Galettes pur beurre au curcuma et au sirop la cuite, délicieux palmiers, petitsbeurre Kayamb à la vanille Bourbon, biscuits sablés, et bien d’autres gourmandises sans additifs ni conservateurs… C’est tout cela Ker Métis. Installée à Saint- Gilles les Hauts, la biscuiterie artisanale a commencé sa production en 2018.
À la tête de ce délicieux empire, Philippe Le Gouallec, Breton d’origine qui, avec sa femme, a eu un coup de coeur pour La Réunion. Après avoir travaillé pendant 10 ans pour l’Union Réunionnaise des Coopératives Agricoles, celui qui, selon ses termes, a grandi à l’ombre d’une biscuiterie, a vu l’opportunité d’en ouvrir une sur l’île avec la volonté de mettre en avant des valeurs qui lui sont chères : gourmandise, convivialité, choix de produits locaux, volonté de fabriquer des produits saints, et transmission.
Pour élaborer ses recettes bretonnes, Philippe Le Gouallec a travaillé avec un biscuitier artisan breton ainsi qu’avec des ingrédients tous pratiquement issus de La Réunion et qui donnent au final de savoureux biscuits métissés. “Le curcuma, le miel de baies roses, les fruits, la farine, le sucre roux, les oeufs, le sel, la vanille bio, viennent d’ici. Seul le beurre est importé, faute de production dans l’île”.
D’ailleurs, aviez-vous remarqué que les petits-beurre à la vanille de La Réunion étaient en forme de kayamb ? Une volonté du chef d’entreprise qui souhaitait mettre en valeur le patrimoine local et dont voici les secrets de fabrication.
Avant touche chose, les ingrédients, sont sélectionnés et pesés en fonction d’une fiche-recette, incorporés progressivement dans le pétrin et mélangés jusqu’à obtenir une pâte lisse. Pour info, l’entreprise utilise chaque année entre 6 et 8 tonnes de beurre, près de 10 tonnes de sucre et 10 tonnes de farine. Le mélange obtenu est ensuite versé dans une machine à biscuit où un rouleau à empreintes leur donnera la forme de kayamb, avant qu’ils ne soient amenés par un tapis sur des plaques. Les petits-beurre sont
ensuite enfournés pendant 12 minutes avant d’être refroidis. Reste l’étape du conditionnement qui s’effectue manuellement.
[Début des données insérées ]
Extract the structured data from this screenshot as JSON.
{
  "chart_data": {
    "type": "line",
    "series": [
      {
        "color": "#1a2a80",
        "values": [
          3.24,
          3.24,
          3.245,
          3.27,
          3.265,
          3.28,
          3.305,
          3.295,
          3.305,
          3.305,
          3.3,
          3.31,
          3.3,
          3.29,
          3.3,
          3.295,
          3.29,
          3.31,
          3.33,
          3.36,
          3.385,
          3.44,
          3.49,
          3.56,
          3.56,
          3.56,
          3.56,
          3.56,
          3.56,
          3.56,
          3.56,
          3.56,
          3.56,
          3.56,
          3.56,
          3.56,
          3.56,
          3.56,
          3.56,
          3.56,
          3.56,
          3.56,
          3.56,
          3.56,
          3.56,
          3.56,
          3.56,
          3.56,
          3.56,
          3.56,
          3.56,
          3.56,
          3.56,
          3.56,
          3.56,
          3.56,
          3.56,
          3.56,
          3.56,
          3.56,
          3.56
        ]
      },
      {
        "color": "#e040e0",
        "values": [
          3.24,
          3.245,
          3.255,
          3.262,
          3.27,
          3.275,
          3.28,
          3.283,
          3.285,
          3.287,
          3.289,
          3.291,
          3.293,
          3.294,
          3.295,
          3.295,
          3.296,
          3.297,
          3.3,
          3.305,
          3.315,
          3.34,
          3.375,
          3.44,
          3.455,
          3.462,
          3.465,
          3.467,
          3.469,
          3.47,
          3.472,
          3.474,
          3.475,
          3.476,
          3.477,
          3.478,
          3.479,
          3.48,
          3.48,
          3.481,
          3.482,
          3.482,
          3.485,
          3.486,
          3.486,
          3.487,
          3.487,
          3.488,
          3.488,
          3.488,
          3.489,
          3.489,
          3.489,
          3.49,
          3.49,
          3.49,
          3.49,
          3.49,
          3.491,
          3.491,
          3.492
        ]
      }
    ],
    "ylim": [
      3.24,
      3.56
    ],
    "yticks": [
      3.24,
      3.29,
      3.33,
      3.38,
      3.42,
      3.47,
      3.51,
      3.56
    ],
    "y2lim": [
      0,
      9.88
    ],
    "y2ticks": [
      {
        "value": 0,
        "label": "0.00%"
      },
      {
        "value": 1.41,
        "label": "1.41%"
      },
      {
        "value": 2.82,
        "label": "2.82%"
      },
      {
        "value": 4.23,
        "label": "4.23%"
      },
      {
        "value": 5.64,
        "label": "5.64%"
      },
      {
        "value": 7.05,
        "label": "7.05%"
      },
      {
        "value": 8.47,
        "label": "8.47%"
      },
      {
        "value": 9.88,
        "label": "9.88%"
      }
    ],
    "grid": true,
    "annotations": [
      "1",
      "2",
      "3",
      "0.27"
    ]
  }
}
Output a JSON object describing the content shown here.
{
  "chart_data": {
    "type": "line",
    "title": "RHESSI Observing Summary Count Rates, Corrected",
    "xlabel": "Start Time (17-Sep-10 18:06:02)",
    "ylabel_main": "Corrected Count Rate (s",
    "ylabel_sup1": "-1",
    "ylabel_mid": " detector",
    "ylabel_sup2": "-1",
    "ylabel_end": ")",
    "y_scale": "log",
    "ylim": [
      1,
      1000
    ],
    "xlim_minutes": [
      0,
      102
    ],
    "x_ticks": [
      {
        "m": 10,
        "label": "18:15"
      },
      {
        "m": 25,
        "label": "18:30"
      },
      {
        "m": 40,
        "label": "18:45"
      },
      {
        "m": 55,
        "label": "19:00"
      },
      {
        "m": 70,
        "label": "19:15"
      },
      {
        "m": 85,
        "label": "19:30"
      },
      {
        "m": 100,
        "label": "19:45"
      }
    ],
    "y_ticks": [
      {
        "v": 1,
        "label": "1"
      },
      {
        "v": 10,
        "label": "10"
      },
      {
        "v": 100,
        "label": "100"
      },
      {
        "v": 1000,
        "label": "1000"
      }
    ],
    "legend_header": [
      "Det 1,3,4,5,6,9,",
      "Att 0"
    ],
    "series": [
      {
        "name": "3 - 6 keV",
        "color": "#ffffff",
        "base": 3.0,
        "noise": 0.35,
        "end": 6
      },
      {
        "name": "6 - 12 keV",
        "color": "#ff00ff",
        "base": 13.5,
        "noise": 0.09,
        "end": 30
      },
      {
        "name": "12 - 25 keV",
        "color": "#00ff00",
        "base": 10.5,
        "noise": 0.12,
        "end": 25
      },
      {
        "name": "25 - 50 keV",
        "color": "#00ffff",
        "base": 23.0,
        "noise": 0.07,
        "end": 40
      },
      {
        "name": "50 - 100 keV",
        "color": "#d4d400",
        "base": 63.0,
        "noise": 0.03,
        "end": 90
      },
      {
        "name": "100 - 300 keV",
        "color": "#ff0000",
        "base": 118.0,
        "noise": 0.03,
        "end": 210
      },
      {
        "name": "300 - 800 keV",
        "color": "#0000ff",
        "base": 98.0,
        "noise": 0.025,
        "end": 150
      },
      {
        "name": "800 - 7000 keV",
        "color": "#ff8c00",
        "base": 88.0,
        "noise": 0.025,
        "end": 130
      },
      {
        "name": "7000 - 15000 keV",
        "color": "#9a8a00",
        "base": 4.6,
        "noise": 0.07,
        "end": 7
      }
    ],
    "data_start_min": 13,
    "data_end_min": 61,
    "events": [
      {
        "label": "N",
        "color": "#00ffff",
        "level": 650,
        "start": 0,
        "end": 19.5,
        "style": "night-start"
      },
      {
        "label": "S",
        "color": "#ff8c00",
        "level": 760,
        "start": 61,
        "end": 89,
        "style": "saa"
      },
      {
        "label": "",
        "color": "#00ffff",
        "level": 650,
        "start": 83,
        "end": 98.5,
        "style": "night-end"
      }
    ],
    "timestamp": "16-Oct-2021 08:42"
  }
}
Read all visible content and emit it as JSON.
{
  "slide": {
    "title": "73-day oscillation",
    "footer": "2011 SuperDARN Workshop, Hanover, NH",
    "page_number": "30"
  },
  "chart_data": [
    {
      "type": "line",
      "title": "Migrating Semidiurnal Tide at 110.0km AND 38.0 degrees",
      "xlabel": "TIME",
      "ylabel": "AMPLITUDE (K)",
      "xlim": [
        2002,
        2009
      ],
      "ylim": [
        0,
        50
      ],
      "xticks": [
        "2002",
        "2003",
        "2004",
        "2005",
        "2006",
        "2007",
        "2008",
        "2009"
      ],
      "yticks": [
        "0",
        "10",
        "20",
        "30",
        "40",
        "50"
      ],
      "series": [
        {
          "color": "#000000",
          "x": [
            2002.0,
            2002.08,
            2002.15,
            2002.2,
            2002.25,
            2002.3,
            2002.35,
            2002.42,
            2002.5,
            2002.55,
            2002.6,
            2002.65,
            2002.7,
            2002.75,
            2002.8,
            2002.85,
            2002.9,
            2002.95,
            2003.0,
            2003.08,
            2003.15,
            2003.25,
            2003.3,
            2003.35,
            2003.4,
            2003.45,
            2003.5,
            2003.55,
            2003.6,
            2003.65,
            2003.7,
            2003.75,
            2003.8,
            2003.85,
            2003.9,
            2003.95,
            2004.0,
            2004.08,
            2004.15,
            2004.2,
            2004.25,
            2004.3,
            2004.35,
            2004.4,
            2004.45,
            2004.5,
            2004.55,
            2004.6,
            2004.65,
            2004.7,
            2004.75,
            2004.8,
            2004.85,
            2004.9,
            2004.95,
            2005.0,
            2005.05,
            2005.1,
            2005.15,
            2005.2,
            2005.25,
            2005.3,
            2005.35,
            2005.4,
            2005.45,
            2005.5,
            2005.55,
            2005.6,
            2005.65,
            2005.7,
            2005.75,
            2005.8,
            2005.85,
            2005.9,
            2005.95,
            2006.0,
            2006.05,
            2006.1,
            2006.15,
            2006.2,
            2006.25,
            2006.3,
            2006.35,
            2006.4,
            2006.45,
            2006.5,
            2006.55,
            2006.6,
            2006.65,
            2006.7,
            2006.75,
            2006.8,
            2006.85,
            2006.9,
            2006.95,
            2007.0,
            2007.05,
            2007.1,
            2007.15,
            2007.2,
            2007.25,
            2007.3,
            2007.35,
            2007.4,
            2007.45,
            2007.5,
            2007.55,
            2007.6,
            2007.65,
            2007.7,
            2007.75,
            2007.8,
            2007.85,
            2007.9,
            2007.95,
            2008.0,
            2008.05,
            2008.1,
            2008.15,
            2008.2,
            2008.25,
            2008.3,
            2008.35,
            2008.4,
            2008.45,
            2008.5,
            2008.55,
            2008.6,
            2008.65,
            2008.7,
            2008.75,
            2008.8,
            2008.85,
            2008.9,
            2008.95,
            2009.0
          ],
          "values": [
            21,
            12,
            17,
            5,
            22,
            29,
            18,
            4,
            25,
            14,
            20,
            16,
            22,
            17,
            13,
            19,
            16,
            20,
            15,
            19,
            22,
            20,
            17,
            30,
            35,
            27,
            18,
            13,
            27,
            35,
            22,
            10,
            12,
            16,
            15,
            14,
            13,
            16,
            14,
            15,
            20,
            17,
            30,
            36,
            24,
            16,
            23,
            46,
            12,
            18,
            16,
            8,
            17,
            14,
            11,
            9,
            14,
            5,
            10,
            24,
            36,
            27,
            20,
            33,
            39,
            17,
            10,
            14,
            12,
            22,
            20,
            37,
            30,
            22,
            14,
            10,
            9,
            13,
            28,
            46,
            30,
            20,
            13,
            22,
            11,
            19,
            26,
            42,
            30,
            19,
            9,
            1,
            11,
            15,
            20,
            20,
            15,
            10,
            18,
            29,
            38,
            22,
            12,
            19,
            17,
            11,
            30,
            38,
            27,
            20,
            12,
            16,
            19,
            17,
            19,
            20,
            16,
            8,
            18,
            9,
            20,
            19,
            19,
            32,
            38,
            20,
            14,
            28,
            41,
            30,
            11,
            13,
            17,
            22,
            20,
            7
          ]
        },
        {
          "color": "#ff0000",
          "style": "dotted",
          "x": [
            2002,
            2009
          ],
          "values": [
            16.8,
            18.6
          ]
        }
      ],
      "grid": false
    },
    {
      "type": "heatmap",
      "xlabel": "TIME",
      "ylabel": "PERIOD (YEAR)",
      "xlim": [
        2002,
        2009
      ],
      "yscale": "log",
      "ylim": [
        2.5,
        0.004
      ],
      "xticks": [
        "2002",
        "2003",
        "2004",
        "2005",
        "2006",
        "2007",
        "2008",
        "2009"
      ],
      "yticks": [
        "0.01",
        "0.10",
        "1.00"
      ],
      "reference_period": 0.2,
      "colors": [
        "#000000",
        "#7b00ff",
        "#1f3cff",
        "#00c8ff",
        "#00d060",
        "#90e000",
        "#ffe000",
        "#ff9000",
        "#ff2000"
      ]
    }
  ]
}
Il aura fallu ainsi moins de deux heures pour que les biscuits passent de la phase de fabrication à l’emballage.
160 kg à 250 kg de petits-beurre peuvent être produits par jour en plusieurs tournées, soit l’équivalent de plus de 1.000 paquets, qui seront distribués dans les stations-services, jardineries, espaces fraîcheurs, charcuteries haut de gamme, boutiques touristiques et grandes surfaces. L’entreprise, riche d’une cinquantaine de références, propose diff érents packagings allant du sachet aux barquettes en passant par les boîtes en métal, les sachets personnalisés (mariages et baptêmes) ou les paniers garnis avec différents produits à destination des comités d’entreprises ou des entreprises désireuses d’offrir des cadeaux originaux, gourmands et durables à leurs employés ou partenaires, à l’occasion des fêtes de fin d’année.
Ker Métis qui produit aujourd’hui environ 30 tonnes de biscuits par an, ambitionne de multiplier sa production par trois et de continuer à développer sa gamme de biscuits fourrés en mettant en avant les produits locaux et les farines de banane, riz, fruit à pain, confl or et arrowroots, et pourquoi pas d’exporter dans la zone océan Indien. Pour accélérer le développement de son entreprise, Philippe Le Gouallec s’est associé l’an dernier à la biscuiterie Saint-Guénolé qui lui fait bénéficier de son expertise et de son savoir-faire.
Cerise sur le biscuit, Ker Métis est estampillé depuis peu du label Nou la fé.